The Talimogene Laherparepvec (T-VEC) oncolytic virus has been found to improve durable response rates in patients with advanced melanoma. “The attenuated virus does not kill healthy tissue and causes tumor cells to secrete GM-CSF, followed by cell lysis,” said Thompson. He shared data from a trial comparing T-VEC vs GM-CSF in patients with advanced melanoma found T-VEC resulted in a durable response in 16% of patients, as against 2.1% in the GM-CSF arm. Further, CR was 10.8% vs less than 1%, PR was 15.6% vs 5%, and ORR was 26.4% vs 5.7%, respectively in the T-VEC and GM-CSF arms, the study found.
The last part of Thompson’s talk focused on combination regimens of BRaf-MEK inhibitors being used in first line therapy, especially in patients in whom a rapid antitumor response is necessary. The Combi-d study, he showed, evaluated BRaf (dabrafenib) and MEK inhibitors (trametinib) as first line in patients with BRAF V600E/K metastatic melanoma. Longer term follow-up showed a significant difference in the tail of the survival curve between dabrafenib alone and in combination with trametinib, and the response seems to plateau out at 34 months into treatment.

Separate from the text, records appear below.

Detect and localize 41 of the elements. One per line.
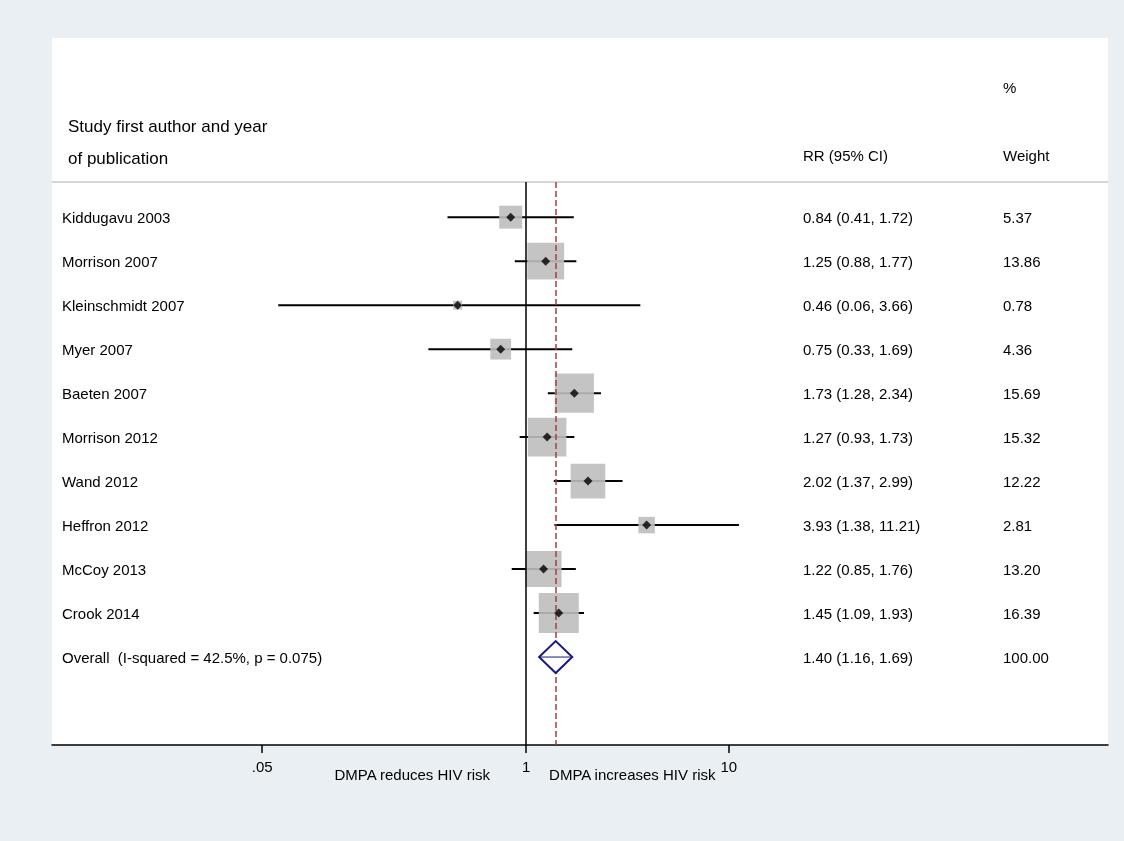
- annotation: 2.02 (1.37, 2.99): [803, 472, 914, 490]
- y-tick-label: Baeten 2007: [62, 384, 148, 402]
- annotation: 4.36: [1003, 340, 1033, 358]
- annotation: 3.93 (1.38, 11.21): [803, 516, 921, 534]
- annotation: 5.37: [1003, 208, 1033, 226]
- annotation: 100.00: [1003, 648, 1049, 666]
- text: DMPA reduces HIV risk: [334, 765, 491, 783]
- y-tick-label: Morrison 2012: [62, 428, 158, 446]
- annotation: 0.46 (0.06, 3.66): [803, 296, 914, 314]
- annotation: 1.73 (1.28, 2.34): [803, 384, 914, 402]
- y-tick-label: Heffron 2012: [62, 516, 149, 534]
- annotation: 16.39: [1003, 604, 1041, 622]
- annotation: 2.81: [1003, 516, 1033, 534]
- y-tick-label: Wand 2012: [62, 472, 139, 490]
- annotation: 0.78: [1003, 296, 1033, 314]
- y-tick-label: Morrison 2007: [62, 252, 158, 270]
- y-tick-label: Myer 2007: [62, 340, 133, 358]
- y-tick-label: Kiddugavu 2003: [62, 208, 171, 226]
- annotation: 0.75 (0.33, 1.69): [803, 340, 914, 358]
- annotation: 1.25 (0.88, 1.77): [803, 252, 914, 270]
- y-axis-title: Study first author and year of publication: [68, 116, 268, 168]
- x-tick-label: 10: [720, 758, 738, 775]
- annotation: 1.40 (1.16, 1.69): [803, 648, 914, 666]
- text: % Weight: [1003, 78, 1050, 164]
- text: RR (95% CI): [803, 146, 889, 164]
- annotation: 15.32: [1003, 428, 1041, 446]
- annotation: 15.69: [1003, 384, 1041, 402]
- y-tick-label: Crook 2014: [62, 604, 140, 622]
- y-tick-label: Kleinschmidt 2007: [62, 296, 185, 314]
- y-tick-label: Overall (I-squared = 42.5%, p = 0.075): [62, 648, 323, 666]
- annotation: 12.22: [1003, 472, 1041, 490]
- x-tick-label: .05: [251, 758, 273, 775]
- x-tick-label: 1: [521, 758, 531, 775]
- annotation: 1.27 (0.93, 1.73): [803, 428, 914, 446]
- annotation: 1.45 (1.09, 1.93): [803, 604, 914, 622]
- annotation: 13.86: [1003, 252, 1041, 270]
- text: DMPA increases HIV risk: [549, 765, 716, 783]
- annotation: 1.22 (0.85, 1.76): [803, 560, 914, 578]
- annotation: 0.84 (0.41, 1.72): [803, 208, 914, 226]
- y-tick-label: McCoy 2013: [62, 560, 147, 578]
- annotation: 13.20: [1003, 560, 1041, 578]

“Immunotherapies as well as targeted therapies are offering better outcomes,” said Thompson. “I believe we need to assess the patient and their ability to bear toxicity, as well as their ease of access to a clinic. This should decide the intensity of their therapeutic intervention.”
Thompson summarized the NCCN recommendations as follows:
For BRaf-mutated melanoma:
1. Preferred therapy for an early response is:
a. BRaf/Mek inhibitor combination
b. BRaf inhibitor monotherapy
2. For all other cases:
a. Anti–PD-1 monotherapy
b. Ipilimumab/nivolumab combination
c. Clinical trial
For BRaf wild type melanoma:
1. Anti–PD-1 monotherapy
2. Ipilimumab/nivolumab combination
3. Clinical trial
Thompson concluded with a series of questions that currently elude the field. “What should be the duration of therapy? Do we have predictive biomarkers? Should combination therapy or sequential therapy be administered?” Studies are ongoing to answer these unknowns.